- Directed by: Harry Keller
- Written by: Albert DeMond; M. Coates Webster;
- Produced by: Rudy Ralston
- Starring: Allan Lane; Phyllis Coates; Eddy Waller;
- Cinematography: John MacBurnie
- Edited by: Tony Martinelli
- Music by: Stanley Wilson
- Production company: Republic Pictures
- Distributed by: Republic Pictures
- Release date: February 1, 1953;
- Running time: 54 minutes
- Country: United States
- Language: English

= Marshal of Cedar Rock =

1953 film

Marshal of Cedar Rock is a 1953 American Western film directed by Harry Keller and starring Allan Lane, Phyllis Coates and Eddy Waller.

The film's art direction was by Frank Hotaling.

==Plot==
Bill Anderson escapes from prison in an unidentified western state 1890. His escape has been arranged by Rocky Lane with the help of the warden. Rocky is hoping Bill will lead him to the gang and the money they stole. Bill returns to Cedar Rock, followed by Rocky. When Bill's horse goes lame, he gets a ride on a buckboard driven by John Harper.

In Cedar Rock, rancher Nugget Clark wants niece Martha to be nicer to banker Henry Mason, though she is still sweet on Anderson, whom she believes is innocent. Nugget needs a loan because most of his cattle have been rustled and he lost his savings when the bank was robbed. Mason says he can't extend a loan because the bank doesn't have enough money after the robbery.

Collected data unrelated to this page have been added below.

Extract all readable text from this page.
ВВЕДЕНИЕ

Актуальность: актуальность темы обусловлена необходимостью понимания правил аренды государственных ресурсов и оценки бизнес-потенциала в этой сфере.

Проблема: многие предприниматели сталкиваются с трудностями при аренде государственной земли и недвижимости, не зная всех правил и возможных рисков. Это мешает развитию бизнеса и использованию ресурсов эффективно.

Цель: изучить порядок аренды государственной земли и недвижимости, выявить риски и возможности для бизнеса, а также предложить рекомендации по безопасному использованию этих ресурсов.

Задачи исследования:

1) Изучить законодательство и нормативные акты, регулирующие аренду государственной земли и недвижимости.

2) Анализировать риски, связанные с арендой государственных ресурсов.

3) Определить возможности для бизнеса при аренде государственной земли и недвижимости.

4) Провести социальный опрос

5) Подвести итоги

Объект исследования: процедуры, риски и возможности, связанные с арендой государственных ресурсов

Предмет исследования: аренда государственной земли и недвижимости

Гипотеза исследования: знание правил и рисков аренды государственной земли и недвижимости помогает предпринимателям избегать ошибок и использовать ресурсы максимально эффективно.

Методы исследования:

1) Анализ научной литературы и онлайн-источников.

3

Mason suggests Nugget, and the other ranchers, sell out to the land development company. Nugget won't sell because he thinks the railroad will come to Cedar Creek and he will then get a lot more for his land. He also says the railroad is sending John Harper to look over the town. Mason says the railroad might go through another town.

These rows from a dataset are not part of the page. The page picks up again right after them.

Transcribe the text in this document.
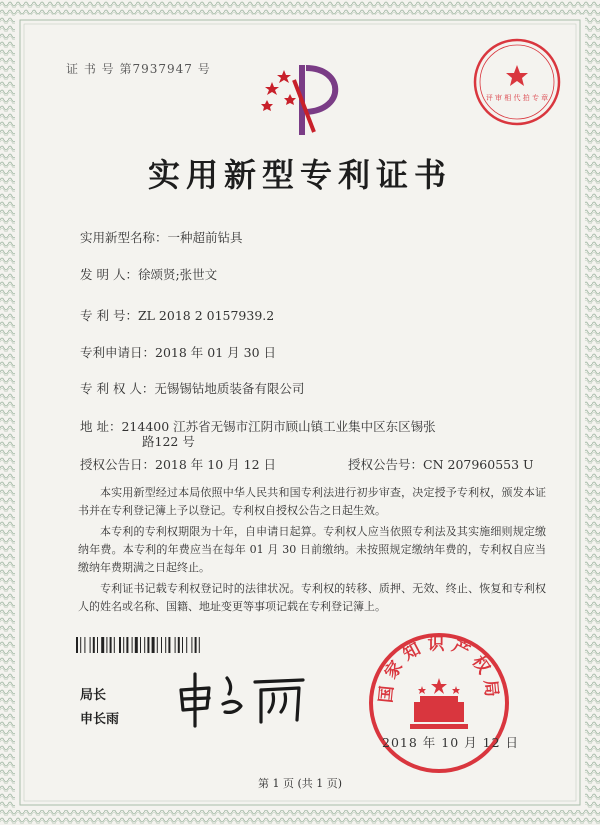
证 书 号 第7937947 号
评 审 相 代 拍 专 章
实用新型专利证书
实用新型名称：一种超前钻具
发 明 人：徐颂贤;张世文
专 利 号：ZL 2018 2 0157939.2
专利申请日：2018 年 01 月 30 日
专 利 权 人：无锡锡钻地质装备有限公司
地 址：214400 江苏省无锡市江阴市顾山镇工业集中区东区锡张
路122 号
授权公告日：2018 年 10 月 12 日	授权公告号：CN 207960553 U

本实用新型经过本局依照中华人民共和国专利法进行初步审查，决定授予专利权，颁发本证书并在专利登记簿上予以登记。专利权自授权公告之日起生效。

本专利的专利权期限为十年，自申请日起算。专利权人应当依照专利法及其实施细则规定缴纳年费。本专利的年费应当在每年 01 月 30 日前缴纳。未按照规定缴纳年费的，专利权自应当缴纳年费期满之日起终止。

专利证书记载专利权登记时的法律状况。专利权的转移、质押、无效、终止、恢复和专利权人的姓名或名称、国籍、地址变更等事项记载在专利登记簿上。

局长
申长雨
国家知识产权局
2018 年 10 月 12 日
第 1 页 (共 1 页)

Bill gets off the Harper's buckboard outside town and walks the rest of the way. Harper visits Mason, who is behind the rustling and robberies. Mason orders two of his henchmen to dispose of Harper, who he thinks hasn't talked to anyone else in town. Bill confronts Mason at gunpoint and says they're going to the sheriff to explain how Mason framed him for the robbery. Rocky overhears, and when Mason says he won't go and Bill threatens to shoot him, Rocky shoots Bill's gun out of his hand. Bill is arrested by the sheriff but on the way to jail, Mason's gang arrives and starts shooting up the town. In the confusion Bill escapes, and the horses pulling Martha's buckboard stampede, but she is saved by Rocky.

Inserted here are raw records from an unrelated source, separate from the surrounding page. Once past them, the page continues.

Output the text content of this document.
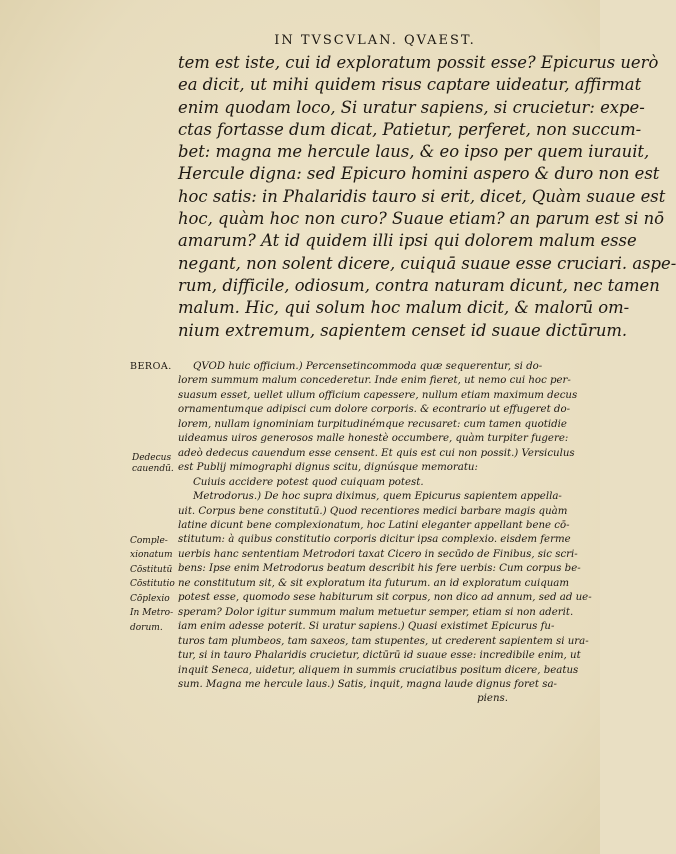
IN TVSCVLAN. QVAEST.
tem est iste, cui id exploratum possit esse? Epicurus uerò
ea dicit, ut mihi quidem risus captare uideatur, affirmat
enim quodam loco, Si uratur sapiens, si crucietur: expe-
ctas fortasse dum dicat, Patietur, perferet, non succum-
bet: magna me hercule laus, & eo ipso per quem iurauit,
Hercule digna: sed Epicuro homini aspero & duro non est
hoc satis: in Phalaridis tauro si erit, dicet, Quàm suaue est
hoc, quàm hoc non curo? Suaue etiam? an parum est si nō
amarum? At id quidem illi ipsi qui dolorem malum esse
negant, non solent dicere, cuiquā suaue esse cruciari. aspe-
rum, difficile, odiosum, contra naturam dicunt, nec tamen
malum. Hic, qui solum hoc malum dicit, & malorū om-
nium extremum, sapientem censet id suaue dictūrum.
BEROA.
Dedecus
cauendū.
Comple-
xionatum
Cōstitutū
Cōstitutio
Cōplexio
In Metro-
dorum.
QVOD huic officium.) Percensetincommoda quæ sequerentur, si do-
lorem summum malum concederetur. Inde enim fieret, ut nemo cui hoc per-
suasum esset, uellet ullum officium capessere, nullum etiam maximum decus
ornamentumque adipisci cum dolore corporis. & econtrario ut effugeret do-
lorem, nullam ignominiam turpitudinémque recusaret: cum tamen quotidie
uideamus uiros generosos malle honestè occumbere, quàm turpiter fugere:
adeò dedecus cauendum esse censent. Et quis est cui non possit.) Versiculus
est Publij mimographi dignus scitu, dignúsque memoratu:
Cuiuis accidere potest quod cuiquam potest.
Metrodorus.) De hoc supra diximus, quem Epicurus sapientem appella-
uit. Corpus bene constitutū.) Quod recentiores medici barbare magis quàm
latine dicunt bene complexionatum, hoc Latini eleganter appellant bene cō-
stitutum: à quibus constitutio corporis dicitur ipsa complexio. eisdem ferme
uerbis hanc sententiam Metrodori taxat Cicero in secūdo de Finibus, sic scri-
bens: Ipse enim Metrodorus beatum describit his fere uerbis: Cum corpus be-
ne constitutum sit, & sit exploratum ita futurum. an id exploratum cuiquam
potest esse, quomodo sese habiturum sit corpus, non dico ad annum, sed ad ue-
speram? Dolor igitur summum malum metuetur semper, etiam si non aderit.
iam enim adesse poterit. Si uratur sapiens.) Quasi existimet Epicurus fu-
turos tam plumbeos, tam saxeos, tam stupentes, ut crederent sapientem si ura-
tur, si in tauro Phalaridis crucietur, dictūrū id suaue esse: incredibile enim, ut
inquit Seneca, uidetur, aliquem in summis cruciatibus positum dicere, beatus
sum. Magna me hercule laus.) Satis, inquit, magna laude dignus foret sa-
piens.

Mason has one of his men, Paul Jackson, pose as Harper, who is to try and convince the ranchers that they will be better off selling to the land company. Mason also sends some of the gang after Bill and tells them that if they get a chance to get rid of Rocky too as he thinks he may know too much. Rocky spots Bill and chases him, but Bill gets away and goes to the Clark's ranch. While Nugget is sleeping, Bill convinces Martha that he is innocent. Nugget wakes up and Bill eventually convinces him too. Two of Mason's gang arrive but before they can do anything Rocky arrives. Bill wants to shoot him but Nugget says he will get rid of him. Rocky suspects something is up and bursts into the kitchen to find Bill has just left. He chases him followed by Mason's men.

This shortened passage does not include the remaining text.